The letters of Charles Lamb were addressed to, among others, William Wordsworth, Samuel Taylor Coleridge, William Godwin, and Thomas Hood, all of whom were close friends. They are valued for the light they throw on the English literary world in the Romantic era and on the evolution of Lamb's essays, and still more for their own "charm, wit and quality".
More than 1,150 of Lamb's letters survive, scattered among institutions and private collections in Britain and the United States. The largest collection, comprising about 200 letters, is in the Huntington Library in San Marino, California. There are very few existing letters addressed to Lamb apart from those sent by his friend Thomas Manning, since Lamb usually destroyed his old correspondence. Lamb wrote his letters in a "bold free hand and a fearless flourish" (his own words), which present no great difficulties to editors, though his spelling and punctuation were sometimes erratic.

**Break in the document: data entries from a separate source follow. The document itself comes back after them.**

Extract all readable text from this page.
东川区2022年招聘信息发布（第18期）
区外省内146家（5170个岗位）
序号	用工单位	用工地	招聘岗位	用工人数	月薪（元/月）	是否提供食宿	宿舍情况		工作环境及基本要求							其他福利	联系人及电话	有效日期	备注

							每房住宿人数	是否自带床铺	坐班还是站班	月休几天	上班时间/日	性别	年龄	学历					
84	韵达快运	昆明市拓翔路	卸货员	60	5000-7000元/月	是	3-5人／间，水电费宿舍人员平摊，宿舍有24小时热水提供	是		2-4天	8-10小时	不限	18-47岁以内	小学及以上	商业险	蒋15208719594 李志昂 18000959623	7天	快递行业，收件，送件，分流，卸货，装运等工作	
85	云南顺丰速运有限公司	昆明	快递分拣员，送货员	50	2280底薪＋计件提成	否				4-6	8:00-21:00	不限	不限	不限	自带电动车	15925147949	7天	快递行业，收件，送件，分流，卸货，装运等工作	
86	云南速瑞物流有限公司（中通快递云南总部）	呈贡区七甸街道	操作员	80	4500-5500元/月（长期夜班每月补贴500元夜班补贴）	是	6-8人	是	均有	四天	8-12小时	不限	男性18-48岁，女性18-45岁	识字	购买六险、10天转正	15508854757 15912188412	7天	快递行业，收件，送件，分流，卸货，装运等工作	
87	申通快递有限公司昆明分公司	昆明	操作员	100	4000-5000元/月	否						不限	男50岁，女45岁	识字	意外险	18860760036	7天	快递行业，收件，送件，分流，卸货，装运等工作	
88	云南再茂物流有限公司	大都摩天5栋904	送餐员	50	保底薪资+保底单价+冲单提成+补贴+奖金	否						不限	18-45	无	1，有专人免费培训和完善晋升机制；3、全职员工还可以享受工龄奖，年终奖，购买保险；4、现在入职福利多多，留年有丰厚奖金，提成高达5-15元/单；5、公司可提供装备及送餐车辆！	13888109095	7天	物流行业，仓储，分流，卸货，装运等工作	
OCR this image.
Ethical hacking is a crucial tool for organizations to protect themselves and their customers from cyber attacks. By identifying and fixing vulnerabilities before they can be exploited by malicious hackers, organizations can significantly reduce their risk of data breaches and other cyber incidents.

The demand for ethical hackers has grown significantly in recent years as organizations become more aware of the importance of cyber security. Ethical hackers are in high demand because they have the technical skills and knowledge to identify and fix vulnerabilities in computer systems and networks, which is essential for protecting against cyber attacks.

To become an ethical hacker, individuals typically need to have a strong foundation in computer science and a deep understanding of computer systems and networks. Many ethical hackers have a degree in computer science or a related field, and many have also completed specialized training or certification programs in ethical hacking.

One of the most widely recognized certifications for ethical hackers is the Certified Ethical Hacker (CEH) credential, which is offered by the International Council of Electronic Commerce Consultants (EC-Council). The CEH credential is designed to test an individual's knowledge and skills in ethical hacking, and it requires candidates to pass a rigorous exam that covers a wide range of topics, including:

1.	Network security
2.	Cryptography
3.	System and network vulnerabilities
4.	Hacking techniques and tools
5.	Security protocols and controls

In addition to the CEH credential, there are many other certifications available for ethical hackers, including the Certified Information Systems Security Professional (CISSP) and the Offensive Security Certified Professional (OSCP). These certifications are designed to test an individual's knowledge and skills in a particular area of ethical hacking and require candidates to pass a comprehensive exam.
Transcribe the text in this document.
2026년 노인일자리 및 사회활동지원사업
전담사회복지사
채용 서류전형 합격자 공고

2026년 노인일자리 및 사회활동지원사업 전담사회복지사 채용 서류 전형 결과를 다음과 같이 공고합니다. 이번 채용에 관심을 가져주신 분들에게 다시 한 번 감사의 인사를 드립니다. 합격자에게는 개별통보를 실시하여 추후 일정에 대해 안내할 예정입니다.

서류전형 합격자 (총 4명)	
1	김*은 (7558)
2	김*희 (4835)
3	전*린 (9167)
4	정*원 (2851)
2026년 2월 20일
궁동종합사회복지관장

Lamb's main correspondents were the poets William Wordsworth, Samuel Taylor Coleridge, Robert Southey, Thomas Hood, Bernard Barton, Mary Matilda Betham and Bryan Procter; the philosopher and novelist William Godwin; the music critic William Ayrton; the publishers Edward Moxon, William Hone, Charles Ollier, Charles Cowden Clarke and J. A. Hessey; the statistician John Rickman; the actress Fanny Kelly; the political agitator Thomas Allsop; the Sinologist Thomas Manning; the lawyer Henry Crabb Robinson; also John Bates Dibdin, member of a theatrical family, and Robert Lloyd from a literary Quaker family. The surviving letters extend over a period of nearly 40 years, beginning in May 1796 and ending only a few days before his death in December 1834. In the first sequence of 30 letters written to Coleridge he minutely criticises his friend's poems, advising him to abandon conventional poetic diction and "cultivate simplicity". The influence he exercised on his friend is seen as crucial in preparing Coleridge for the Romantic revolution that he and Wordsworth launched two years later in their Lyrical Ballads. Almost from the beginning the letters show Lamb's sense of duty to his family and friends, but after a few years, without abandoning his moral convictions, Lamb found a lighter means of expression. In an 1801 letter he wrote, "I have had a time of seriousness, and I have known the importance and reality of a religious belief. Latterly, I acknowledge, much of my seriousness has gone off…but I still retain at bottom a conviction of the truth, and a certainty of the usefulness of religion." In the later letters it is often possible to see Lamb forming and developing the ideas that he later presented in fully matured form in the Essays of Elia and other magazine pieces, and in this way they proved to be essential to his career as a published writer.